19.12.2018 tarihinde yürürlüğe giren 06.12.2018 tarih 7155 sayılı Kanunun 20. maddesiyle TTK’ya eklenen 5/A maddesinde “Bu Kanunun 4 üncü maddesinde ve diğer kanunlarda belirtilen ticari davalardan, konusu bir miktar paranın ödenmesi olan alacak ve tazminat talepleri hakkında dava açılmadan önce arabulucuya başvurulmuş olması dava şartıdır.” hükmüne, aynı tarihte yürürlüğe giren aynı yasanın 23. maddesiyle 6325 sayılı Hukuk Uyuşmazlıklarında Arabuluculuk Kanununa eklenen 18/A-(2) maddesinin dördüncü cümlesinde “Arabulucuya başvurulmadan dava açıldığının anlaşılması halinde herhangi bir işlem yapılmaksızın davanın, dava şartı yokluğu sebebiyle usulden reddine karar verilir” düzenlemesine yer verilmiştir.
Somut uyuşmazlıkta her iki tarafın tacir olması nedeni ile dava nispi ticari dava niteliğinde ve itirazın iptali davasının da mahiyeti itibariyle alacağın ödenmesi talebine yönelik olması sebebiyle dava tarihi itibariyle yürürlükte olan TTK’ya eklenen 5/A maddesi uyarınca dava açılmadan önce arabulucuya başvurulmasına dair dava şartına tabidir. HMK’nın 115/2. maddesinde tamamlanabilir dava şartı eksikliğinin giderilmesi için davacı tarafa süre verilebileceği belirtilmiş ise de 6352 sayılı Hukuk Uyuşmazlıklarında Arabuluculuk Kanununun 18/A-2. maddesinde arabulucuya başvurulmadan dava açıldığının anlaşılması halinde herhangi bir işlem yapılmaksızın davanın dava şartı yokluğundan usulden reddedileceği açıkca belirtildiğinden anılan dava şartı eksikliğinin tamamlanabilir dava şartı eksikliği olarak nitelendirilmesi mümkün değildir. Zira arabuluculuk, tarafların mahkeme yoluna başvurmadan uyuşmazlıkları bir araya gelerek çözmeleri, bu şekilde daha hızlı ve barışcıl yöntemlerle sonuca ulaşmaları ile mahkemelerin iş yükünün azaltılması amacıyla getirilmiş bir alternatif çözüm yoludur.

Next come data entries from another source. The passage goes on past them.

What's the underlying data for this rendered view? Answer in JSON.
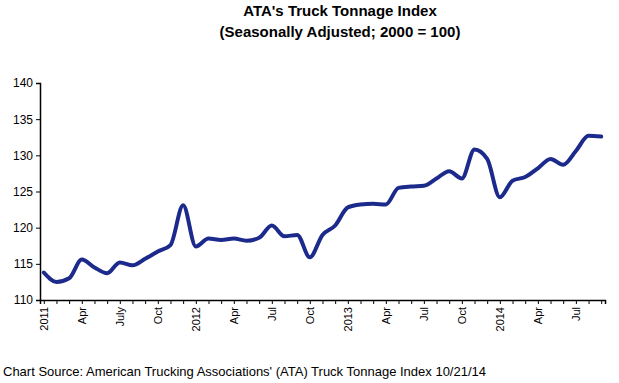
{
  "chart_data": {
    "type": "line",
    "title": "ATA's Truck Tonnage Index",
    "subtitle": "(Seasonally Adjusted; 2000 = 100)",
    "annotations": [
      "Chart Source: American Trucking Associations' (ATA) Truck Tonnage Index 10/21/14"
    ],
    "categories": [
      "2011",
      null,
      null,
      "Apr",
      null,
      null,
      "July",
      null,
      null,
      "Oct",
      null,
      null,
      "2012",
      null,
      null,
      "Apr",
      null,
      null,
      "Jul",
      null,
      null,
      "Oct",
      null,
      null,
      "2013",
      null,
      null,
      "Apr",
      null,
      null,
      "Jul",
      null,
      null,
      "Oct",
      null,
      null,
      "2014",
      null,
      null,
      "Apr",
      null,
      null,
      "Jul",
      null,
      null
    ],
    "values": [
      113.8,
      112.5,
      113.0,
      115.6,
      114.5,
      113.7,
      115.2,
      114.8,
      115.7,
      116.7,
      117.6,
      123.1,
      117.4,
      118.5,
      118.3,
      118.5,
      118.2,
      118.6,
      120.3,
      118.8,
      119.0,
      115.9,
      119.0,
      120.3,
      122.8,
      123.2,
      123.3,
      123.2,
      125.5,
      125.7,
      125.8,
      126.8,
      127.8,
      126.8,
      130.8,
      129.5,
      124.2,
      126.5,
      127.0,
      128.2,
      129.5,
      128.7,
      130.6,
      132.7,
      132.6
    ],
    "color": "#1c2a8c",
    "ylim": [
      110,
      140
    ],
    "yticks": [
      110,
      115,
      120,
      125,
      130,
      135,
      140
    ],
    "grid": false
  }
}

Buna göre kesinleşen görevsizlik kararı sonrası yasal süre içerisinde talep üzerine görevli mahkemede yargılamaya devam edilmesi aynı davanın devamı niteliğinde olduğu gözetildiğinde, zorunlu arabuluculuk dava şartının yerine getirilmediği kabul edilerek davanın usulden reddine karar verilmesinde bir isabetsizlik görülmediğinden, davacı vekilinin istinaf itirazları yerinde değildir.
Bu durumda, istinaf kanun yoluna başvuranın dilekçesinde yer verdiği itirazların açıklanan gerekçe ışığında yerinde olmamasına, kararda kamu düzenine ilişkin bir aykırılık bulunmamasına, kararının usul ve esas yönünden hukuka uygun olmasına göre Hukuk Muhakemeleri Kanunu’nun 353/1-b-1 maddesi gereğince istinaf başvurusunun esastan reddine karar verilmesi gerekmiştir.

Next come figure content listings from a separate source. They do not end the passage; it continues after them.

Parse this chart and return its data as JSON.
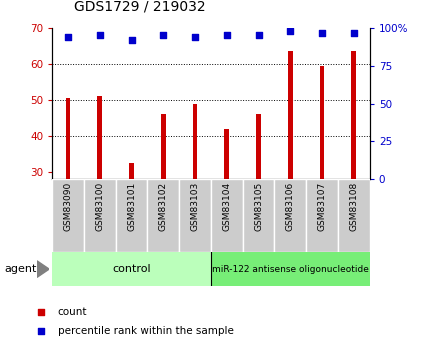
{
  "title": "GDS1729 / 219032",
  "categories": [
    "GSM83090",
    "GSM83100",
    "GSM83101",
    "GSM83102",
    "GSM83103",
    "GSM83104",
    "GSM83105",
    "GSM83106",
    "GSM83107",
    "GSM83108"
  ],
  "bar_values": [
    50.5,
    51.0,
    32.5,
    46.0,
    49.0,
    42.0,
    46.0,
    63.5,
    59.5,
    63.5
  ],
  "dot_values_left": [
    67.5,
    68.0,
    66.5,
    68.0,
    67.5,
    68.0,
    68.0,
    69.0,
    68.5,
    68.5
  ],
  "bar_color": "#cc0000",
  "dot_color": "#0000cc",
  "ylim_left": [
    28,
    70
  ],
  "yticks_left": [
    30,
    40,
    50,
    60,
    70
  ],
  "ylim_right": [
    0,
    100
  ],
  "yticks_right": [
    0,
    25,
    50,
    75,
    100
  ],
  "right_tick_labels": [
    "0",
    "25",
    "50",
    "75",
    "100%"
  ],
  "grid_lines": [
    40,
    50,
    60
  ],
  "control_label": "control",
  "treatment_label": "miR-122 antisense oligonucleotide",
  "agent_label": "agent",
  "legend_count_label": "count",
  "legend_percentile_label": "percentile rank within the sample",
  "control_bg": "#bbffbb",
  "treatment_bg": "#77ee77",
  "xlabel_bg": "#cccccc",
  "left_tick_color": "#cc0000",
  "right_tick_color": "#0000cc",
  "bar_width": 0.15,
  "fig_bg": "#ffffff"
}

HÜKÜM: Yukarıda gerekçesi açıklanan nedenlerle;
1-İnceleme konusu kararının usul ve yasaya uygun olduğu anlaşıldığından davacı tarafın istinaf başvurusunun HMK’nın 353/1-b-1 maddesi gereğince ESASTAN REDDİNE,
2-Alınması gereken istinaf karar harcı alındığından, yeniden harç alınmasına yer olmadığına,
Dosya üzerinde yapılan inceleme sonunda KESİN olarak oy birliği ile karar verildi. 24/09/2021
… … … …
Başkan Üye Üye Katip
… … … …
¸e-imzalı ¸e-imzalı ¸e-imzalı ¸e-imzalı

İşbu karar 24/09/2021 tarihinde yazılmış olup, 5070 sayılı kanun hükümlerine göre uygun olarak güvenli elektronik imza ile imzalanmıştır.